The artfulness of the “carnelian” language is characteristic of Brown’s work. (She also wrote her erotic sci-fi novel My Wet Hot Drone Summer.) Considering the show’s location is her MIT, her wordplay here is even more acute. I’m here. At MIT, I can’t help but think about the role of an elite university in getting educated. Design technology that has a significant impact on existence in the name of lasting progress.

Her lyrics and catchy singalong music (co-written with Samuel Beebe) help subvert the fear that permeates the project, lending a surprisingly familiar feel to the looming doomsday. “Carnelian” Use this catchiness to deal with society’s urge to soothe yourself through cheap social media hits. “You mean scrolling? Try scrolling!” Orachrysops cries, wanting to hear “The Script,” a fictional daily podcast produced by the fictional Omnesia Radio.

Brown himself has a voice cameo as the host of the intriguing “The Script.” “The government is predicting catastrophic losses,” she exclaimed. “What else can we expect?

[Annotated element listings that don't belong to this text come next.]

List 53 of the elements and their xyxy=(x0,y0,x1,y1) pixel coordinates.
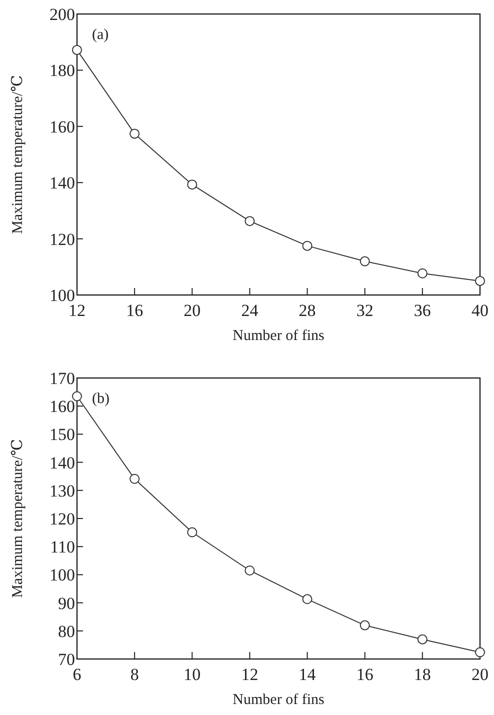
y-tick-label: 160 xyxy=(50,117,75,136)
y-tick-label: 170 xyxy=(50,369,75,388)
x-tick-label: 8 xyxy=(130,665,139,684)
x-tick-label: 10 xyxy=(184,665,201,684)
point xyxy=(417,634,428,644)
x-tick-label: 16 xyxy=(126,301,144,320)
point xyxy=(302,240,312,251)
x-tick-label: 36 xyxy=(414,301,431,320)
x-tick-label: 12 xyxy=(241,665,258,684)
y-axis-title: Maximum temperature/℃ xyxy=(10,439,26,598)
y-tick-label: 180 xyxy=(50,61,75,80)
x-tick-label: 16 xyxy=(356,665,374,684)
point xyxy=(417,268,428,278)
point xyxy=(475,647,485,658)
y-tick-label: 160 xyxy=(50,397,75,416)
y-axis-title: Maximum temperature/℃ xyxy=(10,75,26,234)
point xyxy=(130,128,140,139)
x-tick-label: 40 xyxy=(472,301,488,320)
y-tick-label: 100 xyxy=(50,566,75,585)
point xyxy=(244,565,255,576)
point xyxy=(360,620,370,630)
point xyxy=(244,216,255,226)
y-tick-label: 120 xyxy=(50,510,75,528)
y-tick-label: 110 xyxy=(50,538,75,557)
point xyxy=(360,256,370,266)
point xyxy=(187,527,198,538)
annotation: (b) xyxy=(92,391,110,407)
annotation: (a) xyxy=(92,27,109,43)
x-tick-label: 20 xyxy=(184,301,201,320)
x-tick-label: 6 xyxy=(72,665,82,684)
x-tick-label: 14 xyxy=(298,665,316,684)
point xyxy=(72,44,82,55)
y-tick-label: 140 xyxy=(50,174,75,193)
x-axis-title: Number of fins xyxy=(232,328,324,344)
y-tick-label: 150 xyxy=(50,425,75,444)
point xyxy=(72,391,82,402)
y-tick-label: 90 xyxy=(58,594,75,613)
point xyxy=(130,474,140,484)
x-tick-label: 32 xyxy=(356,301,374,320)
x-tick-label: 24 xyxy=(241,301,259,320)
point xyxy=(475,276,485,286)
x-axis-title: Number of fins xyxy=(232,692,324,708)
x-tick-label: 28 xyxy=(298,301,316,320)
y-tick-label: 80 xyxy=(58,622,75,641)
point xyxy=(302,594,312,604)
y-tick-label: 130 xyxy=(50,481,75,500)
y-tick-label: 120 xyxy=(50,230,75,249)
x-tick-label: 20 xyxy=(472,665,488,684)
y-tick-label: 70 xyxy=(58,650,75,669)
x-tick-label: 18 xyxy=(414,665,431,684)
y-tick-label: 140 xyxy=(50,453,75,472)
point xyxy=(187,180,198,190)
y-tick-label: 200 xyxy=(50,5,75,24)
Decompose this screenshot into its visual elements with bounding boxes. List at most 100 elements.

Military exercises and potentially corrosive natural phenomena.”

As if that wasn’t enough, she added: “And what is it that no one wants you to know? It’s about horse tranquilizers!”

This fictional pop-authoritarian podcast and parent company has brought back corporate villains like Brown’s early video work “The Glass Eye” and “Communication,” and Brown has multiple characters resisting Omnisia’s digital forces. is appearing as And by opening “Carnelian” with an auction of boxes bearing the movie’s name (before plunging us into parallel worlds of characters through that portal), Brown said that the digital advertising business was algorithmically personalized. We re-explored how we shape our perception of reality through the digitized feeds. Designed to keep us scrolling.

Braun argues that global cooperation is needed to combat threats such as climate change, nuclear war, and the AI ​​that unlocks civilization. Market trends can’t prevent the worst from happening. Luckily, Carnelian’s looping narrative structure offers endless opportunities. Braun’s protagonists are awakened over and over again by the shock of believing this to be their last day. Implicitly, she asks, is it time for them to meet these challenges collectively with empathy? And when will it be?

Rex Brown: Carnelian

Until July 16, MIT List Visual Arts Center, Building E15, 20 Ames Street, Cambridge, Massachusetts. restart.mit.edu/; 617-253-4680

This review is supported by Critical Minded, an effort to invest in the work of cultural critics from historically underrepresented backgrounds.